C’era solo un modo per appurarlo, anche se non mi piaceva. Mi concessi qualche minuto per ritrovare la calma, radunai i pensieri per essere il più concisa possibile, poi presi il telefono della camera e chiamai mia madre. Mi fece una strana sensazione, non sapevo dire quando fosse stata l’ultima volta che l’avevo fatto. Forse mai. Forse era sempre stata lei a chiamarmi. Rispose dopo tre squilli.

«Ciao, mamma. Sono io.»

«Lisa?» La voce impersonale assunse un tono più che sorpreso, quasi allarmato. «Cosa… Ma chiami dall’Italia?

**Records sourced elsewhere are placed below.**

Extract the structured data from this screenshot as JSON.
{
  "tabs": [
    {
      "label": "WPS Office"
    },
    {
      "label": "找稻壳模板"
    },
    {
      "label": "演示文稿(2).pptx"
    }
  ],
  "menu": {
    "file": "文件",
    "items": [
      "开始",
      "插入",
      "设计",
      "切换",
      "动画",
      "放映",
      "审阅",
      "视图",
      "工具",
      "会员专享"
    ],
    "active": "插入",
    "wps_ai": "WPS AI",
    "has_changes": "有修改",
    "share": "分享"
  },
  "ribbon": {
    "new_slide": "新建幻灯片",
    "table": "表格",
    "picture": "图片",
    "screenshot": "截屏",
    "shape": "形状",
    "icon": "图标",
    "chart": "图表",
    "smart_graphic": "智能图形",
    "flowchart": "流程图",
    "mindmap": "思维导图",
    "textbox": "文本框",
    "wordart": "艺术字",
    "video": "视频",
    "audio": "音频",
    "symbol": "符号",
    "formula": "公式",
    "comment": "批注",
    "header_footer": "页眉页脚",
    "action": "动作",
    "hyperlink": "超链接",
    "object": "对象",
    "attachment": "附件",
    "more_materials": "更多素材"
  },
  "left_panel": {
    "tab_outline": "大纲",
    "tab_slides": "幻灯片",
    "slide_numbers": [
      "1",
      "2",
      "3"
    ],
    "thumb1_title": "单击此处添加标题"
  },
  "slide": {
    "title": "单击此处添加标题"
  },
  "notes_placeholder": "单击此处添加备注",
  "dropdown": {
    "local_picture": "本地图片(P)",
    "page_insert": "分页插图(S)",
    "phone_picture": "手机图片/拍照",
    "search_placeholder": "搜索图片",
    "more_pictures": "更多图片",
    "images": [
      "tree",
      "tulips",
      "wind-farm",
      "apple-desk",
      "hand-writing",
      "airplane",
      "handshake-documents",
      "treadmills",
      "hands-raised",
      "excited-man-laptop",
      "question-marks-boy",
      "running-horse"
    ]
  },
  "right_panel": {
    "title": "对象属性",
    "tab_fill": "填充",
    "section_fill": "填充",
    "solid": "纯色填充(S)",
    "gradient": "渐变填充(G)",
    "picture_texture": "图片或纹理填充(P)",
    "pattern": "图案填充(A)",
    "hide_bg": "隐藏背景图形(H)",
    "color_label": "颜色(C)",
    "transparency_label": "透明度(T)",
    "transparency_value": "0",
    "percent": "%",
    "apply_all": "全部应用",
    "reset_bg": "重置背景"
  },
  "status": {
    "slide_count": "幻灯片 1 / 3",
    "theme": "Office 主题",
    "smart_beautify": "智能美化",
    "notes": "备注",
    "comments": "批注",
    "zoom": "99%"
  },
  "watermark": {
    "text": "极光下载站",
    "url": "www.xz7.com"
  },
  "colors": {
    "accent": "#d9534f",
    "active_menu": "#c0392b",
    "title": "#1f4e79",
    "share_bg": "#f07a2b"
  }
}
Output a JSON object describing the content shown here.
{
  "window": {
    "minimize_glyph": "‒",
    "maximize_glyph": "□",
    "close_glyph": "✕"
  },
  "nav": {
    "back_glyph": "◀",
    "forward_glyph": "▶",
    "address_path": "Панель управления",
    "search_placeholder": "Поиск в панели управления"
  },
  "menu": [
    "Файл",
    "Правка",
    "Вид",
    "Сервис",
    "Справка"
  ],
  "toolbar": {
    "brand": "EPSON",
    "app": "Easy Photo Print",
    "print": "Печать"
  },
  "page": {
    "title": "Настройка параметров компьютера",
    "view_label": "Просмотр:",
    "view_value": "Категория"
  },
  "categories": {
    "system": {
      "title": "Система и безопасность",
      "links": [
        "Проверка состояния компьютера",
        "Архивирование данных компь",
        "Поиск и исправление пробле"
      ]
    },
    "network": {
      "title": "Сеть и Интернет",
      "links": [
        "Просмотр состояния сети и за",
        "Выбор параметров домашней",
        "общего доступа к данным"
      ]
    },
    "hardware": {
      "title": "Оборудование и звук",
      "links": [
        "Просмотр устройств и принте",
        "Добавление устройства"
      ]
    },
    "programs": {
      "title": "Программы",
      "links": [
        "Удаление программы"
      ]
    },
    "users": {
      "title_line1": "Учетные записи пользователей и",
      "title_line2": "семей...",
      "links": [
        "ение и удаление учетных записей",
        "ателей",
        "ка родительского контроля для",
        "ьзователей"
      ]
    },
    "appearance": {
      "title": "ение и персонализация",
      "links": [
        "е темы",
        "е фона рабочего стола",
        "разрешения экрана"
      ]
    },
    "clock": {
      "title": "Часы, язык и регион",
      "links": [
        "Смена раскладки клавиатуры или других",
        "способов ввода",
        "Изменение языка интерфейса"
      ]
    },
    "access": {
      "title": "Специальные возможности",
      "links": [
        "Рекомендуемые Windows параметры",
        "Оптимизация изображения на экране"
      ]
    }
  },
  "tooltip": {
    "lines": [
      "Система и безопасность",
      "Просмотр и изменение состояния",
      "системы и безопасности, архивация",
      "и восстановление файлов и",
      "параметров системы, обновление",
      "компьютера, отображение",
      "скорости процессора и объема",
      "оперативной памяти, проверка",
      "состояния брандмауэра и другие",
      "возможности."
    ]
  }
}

Stai bene?»

«Sì, tutto bene» mi affrettai a rassicurarla, e per evitare inutili speculazioni e rimproveri, le chiesi sbrigativamente:

«Ho bisogno di un favore. Per caso hai delle foto di quell’estate del ’99?».

Il silenzio che seguì fu molto eloquente. Sospirai, chiudendo gli occhi e preparandomi alla inevitabile discussione. Invece rimasi stupita.

«Sì… credo di sì» rispose incerta. «Dovrei cercarle.»

Perfetto, pensai sollevata e impaziente. «Puoi farlo e mandarmele?» «Va bene, ma…» «È urgente. Mi servono adesso» tagliai corto. «Aspetta, Lisa. Sei sul lago? Cosa succede?»

Ovviamente doveva aver riconosciuto il prefisso.

«Niente» mentii. Poi parai il colpo con maggiore sicurezza, perché suonò falso alle mie stesse orecchie. «Niente di cui debba preoccuparti. Aspetto le foto.»

Ero nella hall e stavo per uscire, quando sentii le notifiche di WhatsApp sul cellulare. Mi bloccai e tornai dentro per non perdere il segnale wi-fi. Aprii i messaggi. Nessuna parola, solo un paio di immagini dai colori un po’ slavati dal tempo, che ritraevano dei bambini in costume da bagno sulla spiaggia del lago.

I miei occhi si fermarono immediatamente sul viso della bambina sorridente dai lunghi capelli rossi, che mi teneva il braccio sulle spalle.

I miei occhi si fermarono immediatamente sul viso della bambina sorridente dai lunghi capelli rossi, che mi teneva il braccio sulle spalle.

La Maria Toller del mio incubo.

Nessuna suggestione.

Accanto a noi c’erano una biondina grassottella, che strizzava gli occhi contro la luce del sole, e una bimba più piccola con indosso i braccioli. Leggermente in disparte, ma con lo sguardo puntato verso l’obiettivo, un ragazzino ossuto inginocchiato sulla sabbia.